I think the term "fiction without a narrative" which was first used in our conversation with curator, Alexandra Sá, is very descriptive of my work in general and of this installation in particular. In addition to calling it "my room" Carla has also called the installation a "black box" (as the ones that keep all the data on airplanes). 
Detail of the net with the Kayapo hand. I think of the hand as the hand of the maker, the trickster, the magician. It has a certain power that is beyond logic and with which it is able to transform materials. 
In the shadow of the net rests a city made of plastic. It's my ruby red version of the Emerald City from The Wizard of Oz. A formal and conceptual utopia of the city.
It's possible to walk into the installation.
There are many things that are meant to be taken for "real" or "living" in the installation, including the photographic hands and the moving dog. But this one, a live jackfruit seedling I have been growing since early April, and a palm seedling are the only two that are truly real and living. They are a somewhat sentimental but necessary counterpoint to all that is synthetic and symbolic. 
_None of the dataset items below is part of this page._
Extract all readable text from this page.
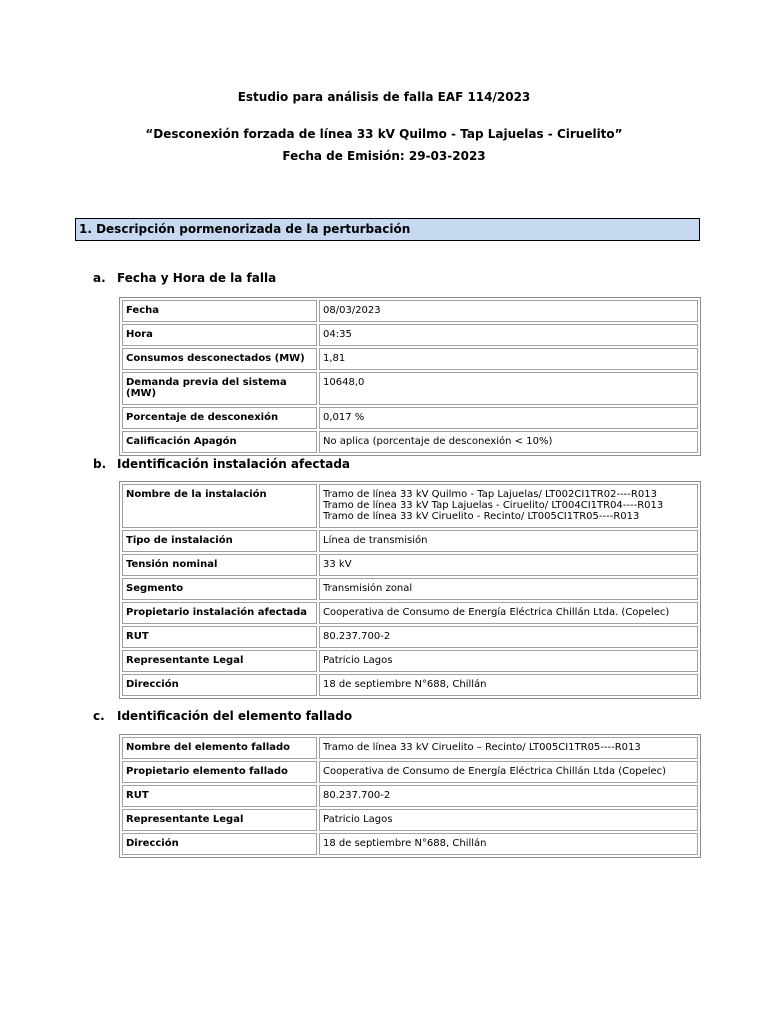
Estudio para análisis de falla EAF 114/2023
“Desconexión forzada de línea 33 kV Quilmo - Tap Lajuelas - Ciruelito”
Fecha de Emisión: 29-03-2023
1. Descripción pormenorizada de la perturbación
a. Fecha y Hora de la falla
Fecha	08/03/2023
Hora	04:35
Consumos desconectados (MW)	1,81
Demanda previa del sistema (MW)	10648,0
Porcentaje de desconexión	0,017 %
Calificación Apagón	No aplica (porcentaje de desconexión < 10%)
b. Identificación instalación afectada
Nombre de la instalación	Tramo de línea 33 kV Quilmo - Tap Lajuelas/ LT002CI1TR02----R013
Tramo de línea 33 kV Tap Lajuelas - Ciruelito/ LT004CI1TR04----R013
Tramo de línea 33 kV Ciruelito - Recinto/ LT005CI1TR05----R013

Tipo de instalación	Línea de transmisión
Tensión nominal	33 kV
Segmento	Transmisión zonal
Propietario instalación afectada	Cooperativa de Consumo de Energía Eléctrica Chillán Ltda. (Copelec)
RUT	80.237.700-2
Representante Legal	Patricio Lagos
Dirección	18 de septiembre N°688, Chillán
c. Identificación del elemento fallado
Nombre del elemento fallado	Tramo de línea 33 kV Ciruelito – Recinto/ LT005CI1TR05----R013
Propietario elemento fallado	Cooperativa de Consumo de Energía Eléctrica Chillán Ltda (Copelec)
RUT	80.237.700-2
Representante Legal	Patricio Lagos
Dirección	18 de septiembre N°688, Chillán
A view of the dog: hesitant, jittery. He sits down then stands again, not quite knowing what to do with himself. 
Axioms: UTOPIA and DYSTOPIA
My work is always a re-positioning of myself in relationship to something else. In this sense, the work accomplished during the residency is not just about Rio (Brazil) but about my relationship to what I found in Rio. The installation, in my own view, is based on dualisms, the most important of these is the pair of UTOPIA and DYSTOPIA. This mixture of a hopeful idealism and the messy reality is neither new nor unique. In fact, I've seen this in Hungary both during and after the Berlin wall, and now again in all over Europe, as many of the countries are dealing with  their of special blend of issues resulting from a collapsing economy, faltering social structure, painful legacies and increasingly inhomogeneous population. 
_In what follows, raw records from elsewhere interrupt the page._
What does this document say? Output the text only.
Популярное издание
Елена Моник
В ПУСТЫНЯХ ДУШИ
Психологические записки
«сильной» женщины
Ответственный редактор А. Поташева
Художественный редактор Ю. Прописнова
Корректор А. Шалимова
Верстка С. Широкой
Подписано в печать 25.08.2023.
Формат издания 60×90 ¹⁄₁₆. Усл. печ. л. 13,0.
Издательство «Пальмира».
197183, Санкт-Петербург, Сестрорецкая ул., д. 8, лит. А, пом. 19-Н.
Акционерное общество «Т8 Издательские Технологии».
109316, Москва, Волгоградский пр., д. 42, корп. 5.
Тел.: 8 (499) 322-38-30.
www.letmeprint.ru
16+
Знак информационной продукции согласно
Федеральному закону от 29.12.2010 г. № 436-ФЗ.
Coming from a Continental intellectual tradition, I had been taught to look for fundamental rules and to make abstractions. This was in the hope of finding a perfect solution, creating a UTOPIA of a general rule that is applicable and will always remain true. Looking from UTOPIA, DYSTOPIA is chaos, it has no place and makes no sense. But reality is most often dystopic. Dystopia is a twisted, adulterated version of the ideal, a place where everything has gone awry but no one is responsible (and none cares or dares to solve it). Seeing from UTOPIA, DYSTOPIA is wrong. Or, so I’ve been taught… 
While being here, I came to see Rio as a gigantic dystopia. There are many things that are not right, of course, but there is also sense in the unsettling chaotic mass. There is a certain logic to the illogical situations and many many things that are outside of logic. What I found is that there is not a choice between the two states, but an existence that is in-between the two. That's what I wanted to make the work about. 
I'm done with making but I'm not yet finished with the story. I liked that the curators referred to my work as fiction. I will go with that and keep posting more about Brazil. Hopefully, those posts will further shed light on the ideas and sources mentioned above.    
Posing with a few artist and mathematician friends at the opening.